The feds are aggressive in their pursuit and prosecution of Anti-Kickback Statute (AKS) violations. Recently, the Department of Justice (DOJ) prosecuted three pharmacy owners for their alleged role in a healthcare scheme that led to unnecessary prescriptions for expensive compound medications. In another example, prosecutors accused six pharmacy owners from Texas of bilking the government of over $14 million through AKS violations.
These examples are just a few of the many cases the government pursued this past year and will likely be similar to those it pursues in 2021. Healthcare leaders can mitigate the risk of similar allegations by keeping the following in mind:
- Workers can file a claim. The government allows qui tam lawsuits for these types of cases.

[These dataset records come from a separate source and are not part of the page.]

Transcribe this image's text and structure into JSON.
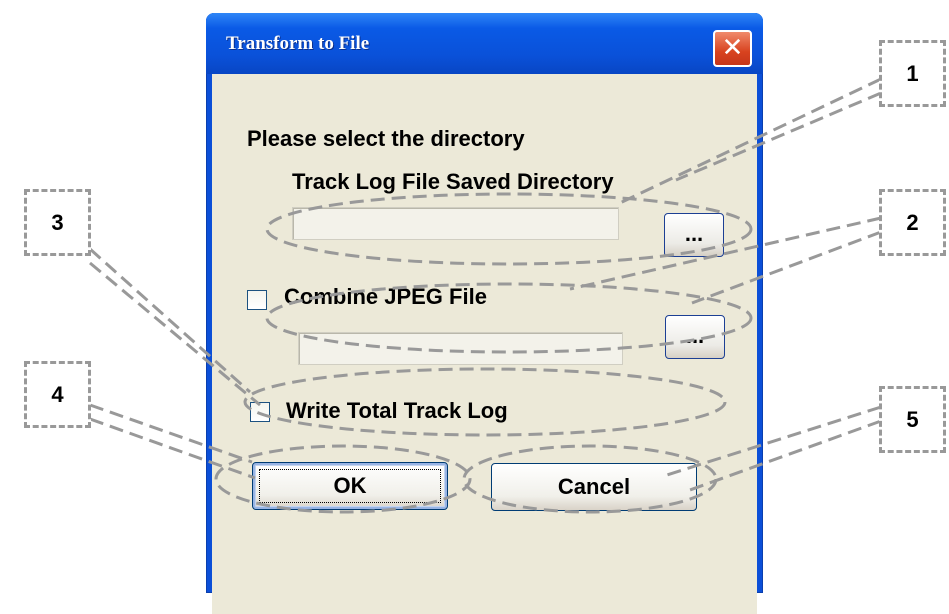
{
  "window": {
    "title": "Transform to File",
    "close_glyph": "✕"
  },
  "dialog": {
    "instruction": "Please select the directory",
    "track_log_dir_label": "Track Log File Saved Directory",
    "track_log_dir_value": "",
    "browse_label": "...",
    "combine_jpeg_label": "Combine JPEG File",
    "combine_jpeg_checked": false,
    "jpeg_dir_value": "",
    "write_total_label": "Write Total Track Log",
    "write_total_checked": false,
    "ok_label": "OK",
    "cancel_label": "Cancel"
  },
  "callouts": [
    "1",
    "2",
    "3",
    "4",
    "5"
  ],
  "colors": {
    "titlebar": "#0a51d9",
    "client_bg": "#ece9d8",
    "close_button": "#d8431f",
    "callout_dash": "#999999"
  }
}
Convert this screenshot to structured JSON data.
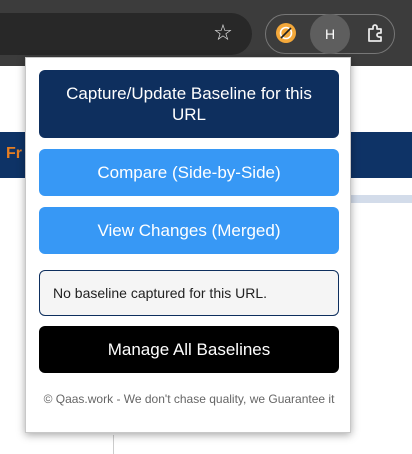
{
  "browser": {
    "avatar_initial": "H",
    "icons": [
      "star-icon",
      "extension-icon",
      "profile-avatar",
      "puzzle-icon"
    ]
  },
  "page": {
    "band_text": "Fr"
  },
  "popup": {
    "capture_button": "Capture/Update Baseline for this URL",
    "compare_button": "Compare (Side-by-Side)",
    "view_changes_button": "View Changes (Merged)",
    "status_text": "No baseline captured for this URL.",
    "manage_button": "Manage All Baselines",
    "footer_text": "© Qaas.work - We don't chase quality, we Guarantee it"
  },
  "colors": {
    "primary_dark": "#0e2f5e",
    "primary_blue": "#3798f5",
    "manage_black": "#000000",
    "accent_orange": "#e67e22"
  }
}
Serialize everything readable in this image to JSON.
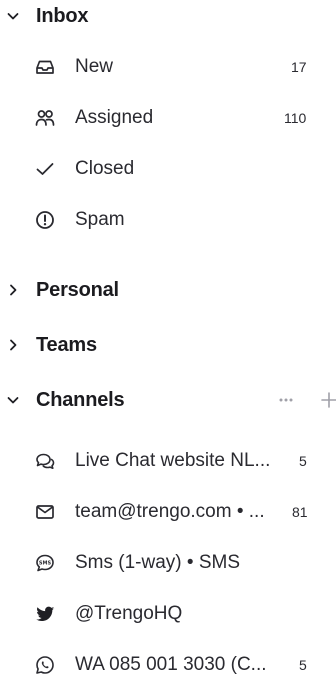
{
  "inbox": {
    "title": "Inbox",
    "items": [
      {
        "label": "New",
        "count": "17",
        "icon": "inbox-tray-icon"
      },
      {
        "label": "Assigned",
        "count": "110",
        "icon": "users-icon"
      },
      {
        "label": "Closed",
        "count": "",
        "icon": "check-icon"
      },
      {
        "label": "Spam",
        "count": "",
        "icon": "alert-circle-icon"
      }
    ]
  },
  "personal": {
    "title": "Personal"
  },
  "teams": {
    "title": "Teams"
  },
  "channels": {
    "title": "Channels",
    "items": [
      {
        "label": "Live Chat website NL...",
        "count": "5",
        "icon": "chat-bubbles-icon"
      },
      {
        "label": "team@trengo.com • ...",
        "count": "81",
        "icon": "mail-icon"
      },
      {
        "label": "Sms (1-way) • SMS",
        "count": "",
        "icon": "sms-bubble-icon"
      },
      {
        "label": "@TrengoHQ",
        "count": "",
        "icon": "twitter-icon"
      },
      {
        "label": "WA 085 001 3030 (C...",
        "count": "5",
        "icon": "whatsapp-icon"
      }
    ]
  }
}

These whistleblower suits incentivize disgruntled employees to file a claim in the hopes of getting a portion of any winnings or future settlement agreements. As such, it is important to make sure those within the organization are following the rules to help mitigate the risk a worker will find some evidence of wrongdoing.

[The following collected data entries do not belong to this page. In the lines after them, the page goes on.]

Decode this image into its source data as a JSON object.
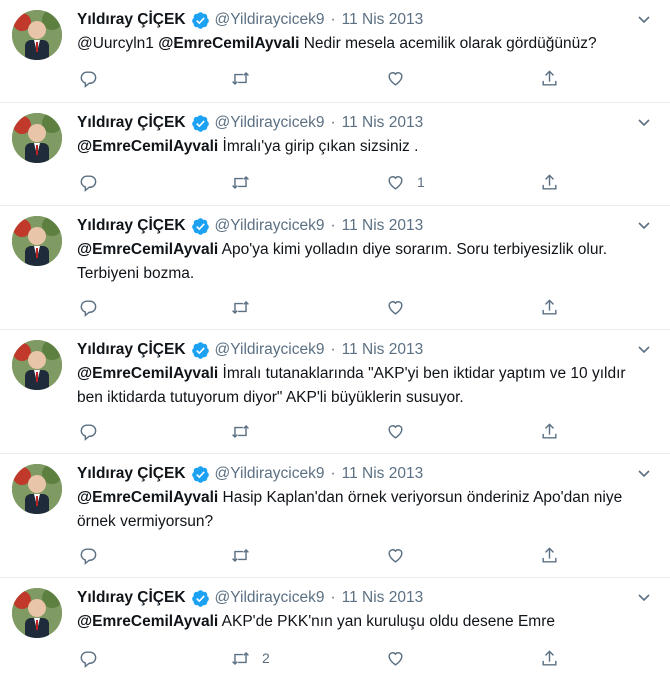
{
  "colors": {
    "name": "#0f1419",
    "secondary": "#5b7083",
    "verified": "#1da1f2",
    "divider": "#e6ecf0"
  },
  "icons": {
    "reply": "reply-icon",
    "retweet": "retweet-icon",
    "like": "heart-icon",
    "share": "share-icon",
    "more": "chevron-down-icon",
    "verified": "verified-badge-icon"
  },
  "tweets": [
    {
      "author": "Yıldıray ÇİÇEK",
      "handle": "@Yildiraycicek9",
      "sep": "·",
      "date": "11 Nis 2013",
      "mention1": "@Uurcyln1",
      "mention2": "@EmreCemilAyvali",
      "text": " Nedir mesela acemilik olarak gördüğünüz?",
      "reply_count": "",
      "retweet_count": "",
      "like_count": ""
    },
    {
      "author": "Yıldıray ÇİÇEK",
      "handle": "@Yildiraycicek9",
      "sep": "·",
      "date": "11 Nis 2013",
      "mention1": "@EmreCemilAyvali",
      "text": " İmralı'ya girip çıkan sizsiniz .",
      "reply_count": "",
      "retweet_count": "",
      "like_count": "1"
    },
    {
      "author": "Yıldıray ÇİÇEK",
      "handle": "@Yildiraycicek9",
      "sep": "·",
      "date": "11 Nis 2013",
      "mention1": "@EmreCemilAyvali",
      "text": " Apo'ya kimi yolladın diye sorarım. Soru terbiyesizlik olur. Terbiyeni bozma.",
      "reply_count": "",
      "retweet_count": "",
      "like_count": ""
    },
    {
      "author": "Yıldıray ÇİÇEK",
      "handle": "@Yildiraycicek9",
      "sep": "·",
      "date": "11 Nis 2013",
      "mention1": "@EmreCemilAyvali",
      "text": " İmralı tutanaklarında \"AKP'yi ben iktidar yaptım ve 10 yıldır ben iktidarda tutuyorum diyor\" AKP'li büyüklerin susuyor.",
      "reply_count": "",
      "retweet_count": "",
      "like_count": ""
    },
    {
      "author": "Yıldıray ÇİÇEK",
      "handle": "@Yildiraycicek9",
      "sep": "·",
      "date": "11 Nis 2013",
      "mention1": "@EmreCemilAyvali",
      "text": " Hasip Kaplan'dan örnek veriyorsun önderiniz Apo'dan niye örnek vermiyorsun?",
      "reply_count": "",
      "retweet_count": "",
      "like_count": ""
    },
    {
      "author": "Yıldıray ÇİÇEK",
      "handle": "@Yildiraycicek9",
      "sep": "·",
      "date": "11 Nis 2013",
      "mention1": "@EmreCemilAyvali",
      "text": " AKP'de PKK'nın yan kuruluşu oldu desene Emre",
      "reply_count": "",
      "retweet_count": "2",
      "like_count": ""
    }
  ]
}
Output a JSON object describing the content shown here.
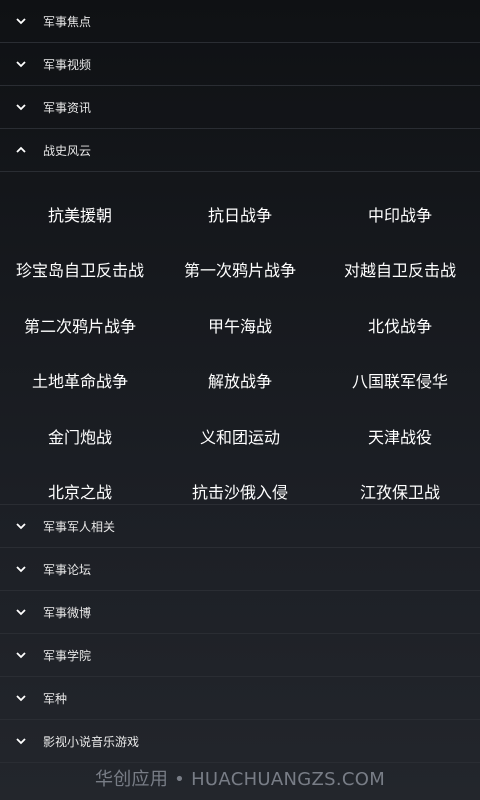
{
  "menu_top": [
    {
      "label": "军事焦点",
      "expanded": false
    },
    {
      "label": "军事视频",
      "expanded": false
    },
    {
      "label": "军事资讯",
      "expanded": false
    },
    {
      "label": "战史风云",
      "expanded": true
    }
  ],
  "expanded_grid": [
    [
      "抗美援朝",
      "抗日战争",
      "中印战争"
    ],
    [
      "珍宝岛自卫反击战",
      "第一次鸦片战争",
      "对越自卫反击战"
    ],
    [
      "第二次鸦片战争",
      "甲午海战",
      "北伐战争"
    ],
    [
      "土地革命战争",
      "解放战争",
      "八国联军侵华"
    ],
    [
      "金门炮战",
      "义和团运动",
      "天津战役"
    ],
    [
      "北京之战",
      "抗击沙俄入侵",
      "江孜保卫战"
    ]
  ],
  "menu_bottom": [
    {
      "label": "军事军人相关",
      "expanded": false
    },
    {
      "label": "军事论坛",
      "expanded": false
    },
    {
      "label": "军事微博",
      "expanded": false
    },
    {
      "label": "军事学院",
      "expanded": false
    },
    {
      "label": "军种",
      "expanded": false
    },
    {
      "label": "影视小说音乐游戏",
      "expanded": false
    }
  ],
  "watermark": "华创应用 • HUACHUANGZS.COM",
  "icons": {
    "collapsed": "chevron-down-icon",
    "expanded": "chevron-up-icon"
  },
  "colors": {
    "background": "#121418",
    "divider": "#2a2d33",
    "text": "#ffffff"
  }
}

- Medical necessity is important. Make sure any service or product is medically necessary. A large portion of these claims hinge on the argument that the patient either never received the product or service or, if they did receive it, did not need it.
- You are being watched. The government is keeping an eye on claims and has software checking for any outliers. These will result in red flags and additional questions.
In addition to these tips, you can further mitigate the risk of a violation by reviewing collaborative efforts with other healthcare providers before making the agreement official.